Friday, January 27, 2012

A Discernable Taste

There's this scene in the epic novel "Musashi," somewhere within its 970 pages, where the young samurai, fresh from a bloody battle, is invited by an old ceramics master and his mother to sit down for tea in the middle of a field. Musashi is a bit disheveled in his trademark mass of hair sprouting wildly from his scalp, but he is only self-conscious about one thing: his lack of experience in the art of tea.

The master tells Musashi that one only need be genuine and honest and not be concerned with anything else, after which he asks the samurai to look at a pair of tea cups and discern which is more valuable. It is here that the master discovers another master, and thus begins a lifelong friendship between the two.

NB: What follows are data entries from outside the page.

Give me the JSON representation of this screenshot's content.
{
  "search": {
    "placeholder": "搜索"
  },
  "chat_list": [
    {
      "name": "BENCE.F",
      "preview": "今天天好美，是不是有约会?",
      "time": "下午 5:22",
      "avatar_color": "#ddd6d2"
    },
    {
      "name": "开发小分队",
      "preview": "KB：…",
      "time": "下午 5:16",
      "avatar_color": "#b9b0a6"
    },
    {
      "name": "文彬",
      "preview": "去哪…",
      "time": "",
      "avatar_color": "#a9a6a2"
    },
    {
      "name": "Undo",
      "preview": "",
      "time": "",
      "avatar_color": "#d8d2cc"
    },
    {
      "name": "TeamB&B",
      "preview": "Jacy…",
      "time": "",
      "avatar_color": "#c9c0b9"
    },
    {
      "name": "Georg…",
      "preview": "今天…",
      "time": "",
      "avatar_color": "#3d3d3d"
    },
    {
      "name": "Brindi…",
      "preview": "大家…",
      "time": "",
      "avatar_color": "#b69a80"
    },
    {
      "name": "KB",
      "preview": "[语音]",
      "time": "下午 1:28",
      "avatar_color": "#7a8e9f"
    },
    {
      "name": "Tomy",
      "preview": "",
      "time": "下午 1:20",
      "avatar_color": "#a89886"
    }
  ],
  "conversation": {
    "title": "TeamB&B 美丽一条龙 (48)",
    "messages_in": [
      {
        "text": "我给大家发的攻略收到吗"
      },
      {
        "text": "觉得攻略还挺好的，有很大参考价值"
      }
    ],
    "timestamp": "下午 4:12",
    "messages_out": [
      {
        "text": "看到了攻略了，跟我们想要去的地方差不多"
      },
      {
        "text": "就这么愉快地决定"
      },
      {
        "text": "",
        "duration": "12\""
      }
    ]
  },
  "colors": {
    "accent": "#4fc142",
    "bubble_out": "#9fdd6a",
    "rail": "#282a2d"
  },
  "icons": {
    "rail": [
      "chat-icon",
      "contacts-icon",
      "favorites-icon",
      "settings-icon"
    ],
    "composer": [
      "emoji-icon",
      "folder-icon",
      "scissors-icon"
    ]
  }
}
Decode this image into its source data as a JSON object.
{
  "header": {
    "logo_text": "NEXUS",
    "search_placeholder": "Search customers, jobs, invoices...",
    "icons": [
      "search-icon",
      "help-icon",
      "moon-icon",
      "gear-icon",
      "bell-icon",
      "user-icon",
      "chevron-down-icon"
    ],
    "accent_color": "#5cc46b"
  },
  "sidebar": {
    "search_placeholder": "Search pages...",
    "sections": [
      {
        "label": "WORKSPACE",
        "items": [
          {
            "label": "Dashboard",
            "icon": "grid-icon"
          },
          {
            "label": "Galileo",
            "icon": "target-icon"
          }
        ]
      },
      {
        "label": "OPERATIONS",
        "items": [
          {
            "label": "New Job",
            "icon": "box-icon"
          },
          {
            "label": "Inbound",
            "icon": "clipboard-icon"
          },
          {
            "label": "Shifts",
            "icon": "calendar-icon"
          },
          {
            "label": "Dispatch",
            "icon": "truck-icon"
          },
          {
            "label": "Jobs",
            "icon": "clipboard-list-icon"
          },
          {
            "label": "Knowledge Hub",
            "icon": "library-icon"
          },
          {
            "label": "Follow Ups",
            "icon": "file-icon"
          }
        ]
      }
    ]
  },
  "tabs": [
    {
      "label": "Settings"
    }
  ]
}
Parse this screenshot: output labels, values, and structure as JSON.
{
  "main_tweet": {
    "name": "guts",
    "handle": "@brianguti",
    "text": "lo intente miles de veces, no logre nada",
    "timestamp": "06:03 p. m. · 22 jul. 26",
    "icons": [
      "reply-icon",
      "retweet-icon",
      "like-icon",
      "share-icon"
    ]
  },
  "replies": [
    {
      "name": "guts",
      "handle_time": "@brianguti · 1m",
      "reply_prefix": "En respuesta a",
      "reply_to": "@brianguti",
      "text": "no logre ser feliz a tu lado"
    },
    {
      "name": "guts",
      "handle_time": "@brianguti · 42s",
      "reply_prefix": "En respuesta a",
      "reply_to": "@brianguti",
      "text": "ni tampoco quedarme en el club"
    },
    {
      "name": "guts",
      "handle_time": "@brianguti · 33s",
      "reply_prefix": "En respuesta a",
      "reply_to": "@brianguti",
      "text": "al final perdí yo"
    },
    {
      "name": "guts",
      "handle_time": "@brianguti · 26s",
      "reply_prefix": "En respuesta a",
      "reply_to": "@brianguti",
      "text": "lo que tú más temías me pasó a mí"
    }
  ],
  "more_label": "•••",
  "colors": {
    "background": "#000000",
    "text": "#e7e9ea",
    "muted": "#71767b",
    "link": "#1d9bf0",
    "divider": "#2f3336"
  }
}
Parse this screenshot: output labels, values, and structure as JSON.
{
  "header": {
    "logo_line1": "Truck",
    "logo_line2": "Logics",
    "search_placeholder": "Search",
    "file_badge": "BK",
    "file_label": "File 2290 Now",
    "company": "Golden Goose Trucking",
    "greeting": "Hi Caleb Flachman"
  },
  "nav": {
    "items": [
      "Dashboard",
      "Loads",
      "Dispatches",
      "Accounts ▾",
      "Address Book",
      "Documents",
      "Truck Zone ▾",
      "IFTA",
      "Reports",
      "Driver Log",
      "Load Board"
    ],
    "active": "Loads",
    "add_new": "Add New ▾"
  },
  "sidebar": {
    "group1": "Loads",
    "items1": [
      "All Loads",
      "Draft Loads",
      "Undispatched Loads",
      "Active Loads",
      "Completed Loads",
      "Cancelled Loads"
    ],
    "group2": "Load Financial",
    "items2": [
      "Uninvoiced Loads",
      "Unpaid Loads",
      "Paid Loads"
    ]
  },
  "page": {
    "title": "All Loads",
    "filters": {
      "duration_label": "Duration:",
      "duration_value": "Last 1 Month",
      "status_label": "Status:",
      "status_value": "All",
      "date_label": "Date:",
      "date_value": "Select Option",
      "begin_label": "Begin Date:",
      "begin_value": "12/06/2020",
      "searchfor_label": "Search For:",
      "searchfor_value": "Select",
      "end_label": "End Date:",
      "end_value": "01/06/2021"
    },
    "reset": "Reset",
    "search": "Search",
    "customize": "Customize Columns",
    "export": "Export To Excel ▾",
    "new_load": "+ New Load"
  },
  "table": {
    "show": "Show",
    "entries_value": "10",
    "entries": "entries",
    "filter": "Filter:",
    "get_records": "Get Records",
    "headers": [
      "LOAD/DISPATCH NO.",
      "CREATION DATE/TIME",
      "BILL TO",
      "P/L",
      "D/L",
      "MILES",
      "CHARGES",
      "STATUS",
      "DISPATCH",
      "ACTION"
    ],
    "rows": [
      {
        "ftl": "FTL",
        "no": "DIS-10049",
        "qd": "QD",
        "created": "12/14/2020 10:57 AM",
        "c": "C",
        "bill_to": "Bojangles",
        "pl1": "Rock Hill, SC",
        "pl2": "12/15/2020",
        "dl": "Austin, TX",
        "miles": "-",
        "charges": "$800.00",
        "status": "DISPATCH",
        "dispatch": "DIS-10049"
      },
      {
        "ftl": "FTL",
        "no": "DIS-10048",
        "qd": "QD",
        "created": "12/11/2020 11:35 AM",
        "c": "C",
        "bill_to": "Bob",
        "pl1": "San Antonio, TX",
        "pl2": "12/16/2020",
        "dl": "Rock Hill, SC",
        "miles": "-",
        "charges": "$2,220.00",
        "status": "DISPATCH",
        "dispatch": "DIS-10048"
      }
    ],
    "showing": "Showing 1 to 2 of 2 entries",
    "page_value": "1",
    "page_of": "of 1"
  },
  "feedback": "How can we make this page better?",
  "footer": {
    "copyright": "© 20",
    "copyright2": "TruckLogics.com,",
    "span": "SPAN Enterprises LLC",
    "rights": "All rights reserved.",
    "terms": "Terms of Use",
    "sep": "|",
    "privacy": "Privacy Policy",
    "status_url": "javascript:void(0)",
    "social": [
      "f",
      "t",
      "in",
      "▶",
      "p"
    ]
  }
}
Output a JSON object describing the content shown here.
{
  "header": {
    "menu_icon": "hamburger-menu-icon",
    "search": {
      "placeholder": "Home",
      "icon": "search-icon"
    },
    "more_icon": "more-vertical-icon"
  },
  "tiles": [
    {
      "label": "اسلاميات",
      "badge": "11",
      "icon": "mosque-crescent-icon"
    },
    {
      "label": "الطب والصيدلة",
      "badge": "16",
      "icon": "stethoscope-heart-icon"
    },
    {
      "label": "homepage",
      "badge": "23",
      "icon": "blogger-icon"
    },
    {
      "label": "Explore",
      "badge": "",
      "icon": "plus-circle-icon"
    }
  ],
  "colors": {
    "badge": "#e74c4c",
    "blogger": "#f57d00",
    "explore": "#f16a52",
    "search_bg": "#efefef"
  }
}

I've known many who've claimed such masterful skills — the ability to discern true quality over what is probably just good marketing — but have only met a small handful of them. You'll know them by what they recommend in the way of restaurants, clothing, bartenders, appliances, tools, knives, entertainment, markets, wines and, oddly enough, sushi.

It's one thing to know a good sushi or sashimi restaurant. It's quite another to know why it's good. Because when you know why it's good, a chef just might pay attention to you, not necessarily the other way around.

There's a documentary called Jiro Dreams of Sushi that is coming to theatres in March that is sure to prove popular among local foodies and other aficionados, particularly of sushi but not necessarily so.

Here's Anthony Bourdain taking a sampling below.

I like Anthony Bourdain and I think he has this discerning characteristic that has been his trademark ever since he wrote his first essay critiquing the gourmet establishment.

As for me, I only wish I may become as trained in both vision and taste. Unfortunately, my sense of smell is still somewhat lacking, so I'm at a bit of a handicap, but maybe if my other senses can make up for it, I might have a fighting chance.

Man, sushi sure sounds good right about now. It is a Friday night, isn't it? Let's go get some, shall we? Shall I pick you up about 8?